Kenya will be drifting away from the objectives of the East African Integration if it goes ahead to sign the long overdue Economic Partnership Agreement (EPAs) experts have observed.
Kenya's deputy President William Ruto last week promised to conclude the long drawn-out search for a binding pact to safeguard multi-billion shilling exports to Europe in two months.
Trade experts in Uganda have seen Kenya's deliberate move to sign EPAs in its individual capacity and not as an EAC block as a move geared towards jeopardizing the regional integration process.
Under the East African Customs Management Act, Kenya does not have direct control over the pace of trade negotiation with Europe, having bound itself to a deal that requires five member states to pursue EPAs as a bloc.
Ruto said the government would do all within its responsibility to ensure the EPAs was signed within the period to guarantee tax-free treatment of Kenyan goods in European Union countries.
"As legislators from Uganda we shall only allow to sign EPAs if we are prepared and ready to do so to the benefit of our people," said Entebbe Municipality MP Mohammed Kawuma.
Kawuma made the remarks during the Participatory Ecological Land use management (PELUM) Uganda organized National Agriculture and Trade dialogue held at Hotel Africana on Friday.
He called for fast tracking of the EAC Trade Bill.
Agnes Kirabo the PELUM Uganda Board chairperson and Coordinator Food Rights Alliance said it was pointless signing and negotiating later. "We shall not be hurried to sign as Kenya suggest. It is like snapping and focusing later. We are discussing trade, so you are either buying or selling," said Kirabo.
Bughaya MP Kasirivu Atwoki stressed the need to involve the ministry of Agriculture in the negotiations. "We are talking about opening trade especially in agriculture products with Europe but the people involved with agriculture, the Ministry technocrats are nowhere in the negotiations," said Atwoki.
Jane Nalunga the Southern and Eastern African Trade Information and Negotiation Institute (SEATINI) Uganda Country director said EPAs can only be signed as a block. "Kenya cant sign alone. We are negotiating as a block if it does then it is breaching the reasons for regional integration," she said. Nalunga noted that Kenya was pushing hard to sign EPAs because of its flower and fish exports to Europe.

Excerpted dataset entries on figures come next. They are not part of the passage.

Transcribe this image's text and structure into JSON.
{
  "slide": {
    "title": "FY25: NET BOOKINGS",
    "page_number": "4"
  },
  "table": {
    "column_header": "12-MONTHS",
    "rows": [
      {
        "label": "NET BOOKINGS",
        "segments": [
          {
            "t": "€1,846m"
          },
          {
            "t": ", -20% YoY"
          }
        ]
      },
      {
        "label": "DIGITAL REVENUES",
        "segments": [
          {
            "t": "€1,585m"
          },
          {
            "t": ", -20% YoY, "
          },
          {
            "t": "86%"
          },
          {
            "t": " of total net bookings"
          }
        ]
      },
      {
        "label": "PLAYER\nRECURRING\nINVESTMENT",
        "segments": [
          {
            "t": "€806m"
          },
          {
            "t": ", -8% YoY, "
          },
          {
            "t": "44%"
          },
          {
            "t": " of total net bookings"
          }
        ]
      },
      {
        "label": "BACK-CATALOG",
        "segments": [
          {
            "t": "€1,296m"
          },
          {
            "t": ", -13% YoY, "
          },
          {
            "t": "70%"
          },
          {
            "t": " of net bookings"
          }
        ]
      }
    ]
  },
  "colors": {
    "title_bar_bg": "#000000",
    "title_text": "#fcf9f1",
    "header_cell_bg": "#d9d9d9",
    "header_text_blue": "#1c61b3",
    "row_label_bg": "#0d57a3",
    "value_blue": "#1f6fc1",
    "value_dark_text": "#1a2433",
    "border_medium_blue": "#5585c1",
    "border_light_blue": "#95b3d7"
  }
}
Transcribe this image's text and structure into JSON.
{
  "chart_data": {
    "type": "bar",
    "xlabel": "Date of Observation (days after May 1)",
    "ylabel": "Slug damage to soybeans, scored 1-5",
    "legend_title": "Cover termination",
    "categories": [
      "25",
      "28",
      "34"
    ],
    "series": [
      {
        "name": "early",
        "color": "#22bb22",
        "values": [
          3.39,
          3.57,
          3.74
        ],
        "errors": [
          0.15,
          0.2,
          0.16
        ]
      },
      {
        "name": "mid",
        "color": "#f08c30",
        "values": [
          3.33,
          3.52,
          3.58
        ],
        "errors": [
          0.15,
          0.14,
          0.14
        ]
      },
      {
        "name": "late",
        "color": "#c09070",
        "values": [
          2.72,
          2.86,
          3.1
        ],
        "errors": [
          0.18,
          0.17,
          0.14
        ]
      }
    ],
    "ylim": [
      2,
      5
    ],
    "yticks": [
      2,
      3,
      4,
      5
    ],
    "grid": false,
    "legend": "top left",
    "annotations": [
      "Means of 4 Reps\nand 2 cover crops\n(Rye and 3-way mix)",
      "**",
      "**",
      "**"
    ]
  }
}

"We are talking about market access, but market access doesn't necessarily mean entry. Europe still heavily subsidizes its agriculture meaning their agricultural products can't compete with the Ugandan ones," she said. She called for harmonization of polices in the region to advance issues of addressing unemployment.
Unlike Kenya which has a $1.2 billion market -mainly for flowers and fish - to lose should Europe introduce punitive taxes, Rwanda, Burundi, Tanzania and Uganda (all classified as least developed) have strongly resisted a reciprocal deal with EU, saying it could hurt domestic industrialization.

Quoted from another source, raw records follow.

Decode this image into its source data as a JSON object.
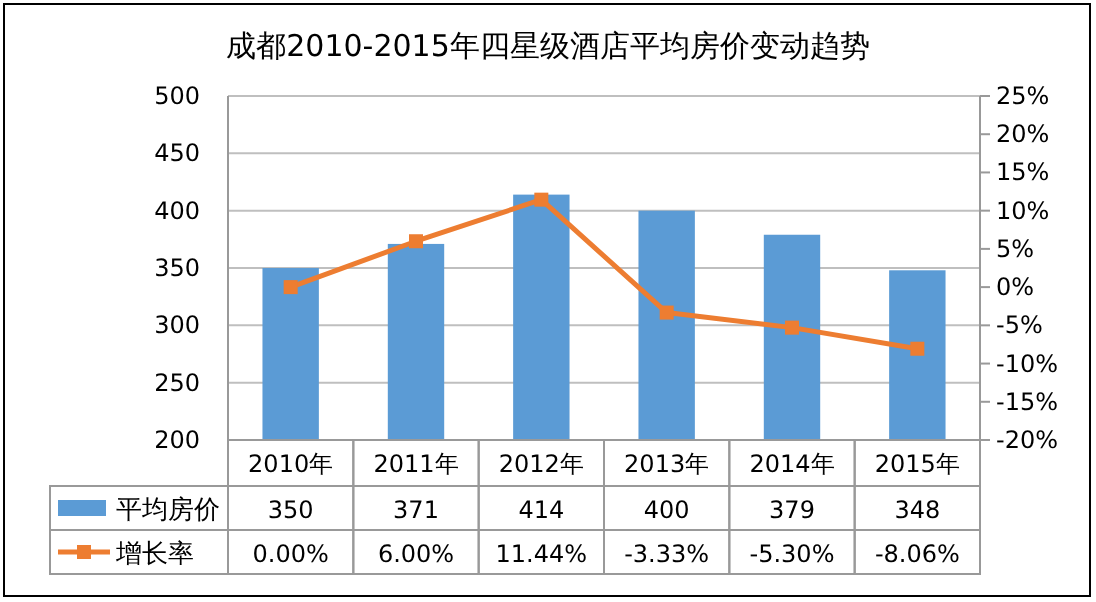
{
  "chart_data": {
    "type": "bar",
    "title": "成都2010-2015年四星级酒店平均房价变动趋势",
    "categories": [
      "2010年",
      "2011年",
      "2012年",
      "2013年",
      "2014年",
      "2015年"
    ],
    "series": [
      {
        "name": "平均房价",
        "color": "#5b9bd5",
        "values": [
          350,
          371,
          414,
          400,
          379,
          348
        ],
        "value_labels": [
          "350",
          "371",
          "414",
          "400",
          "379",
          "348"
        ]
      },
      {
        "name": "增长率",
        "type": "line",
        "axis": "y2",
        "color": "#ed7d31",
        "marker": "square",
        "values": [
          0,
          6,
          11.44,
          -3.33,
          -5.3,
          -8.06
        ],
        "value_labels": [
          "0.00%",
          "6.00%",
          "11.44%",
          "-3.33%",
          "-5.30%",
          "-8.06%"
        ]
      }
    ],
    "ylim": [
      200,
      500
    ],
    "yticks": [
      200,
      250,
      300,
      350,
      400,
      450,
      500
    ],
    "y2lim": [
      -20,
      25
    ],
    "y2ticks": [
      {
        "value": -20,
        "label": "-20%"
      },
      {
        "value": -15,
        "label": "-15%"
      },
      {
        "value": -10,
        "label": "-10%"
      },
      {
        "value": -5,
        "label": "-5%"
      },
      {
        "value": 0,
        "label": "0%"
      },
      {
        "value": 5,
        "label": "5%"
      },
      {
        "value": 10,
        "label": "10%"
      },
      {
        "value": 15,
        "label": "15%"
      },
      {
        "value": 20,
        "label": "20%"
      },
      {
        "value": 25,
        "label": "25%"
      }
    ],
    "grid": "y",
    "legend": "bottom"
  }
}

These four states unlike Kenya are free to trade with EU on tax-free basis without having to open up their economies as required under EPAs.
Abubaker Mohammed Moki the Assistant Commissioner Economic Affairs in the Ministry of East African Affairs (MEACA) noted that under EPAs products from the region would have duty free access to European markets.
But in the heated meeting MPs and civil society groups have warned governments to tread carefully in the pursuit of EPAs to ensure it does not hurt domestic industry and turn the region into dumping ground.
The European Commission and Parliament have since threatened to reintroduce punitive taxes on goods from countries that will not have concluded the EPAs talks by October 2014.
Emmanuel Mutahunga the Senior Principal Commercial Officer in the Ministry of Trade said EPAs is not meant to solve all trade related challenges. "If we don't make a decision we shall spear the tail and be left with nothing. Let's go by what we want and leave what we don't want. Where there is no consensus we shall take the extreme end," said Mutuhunga.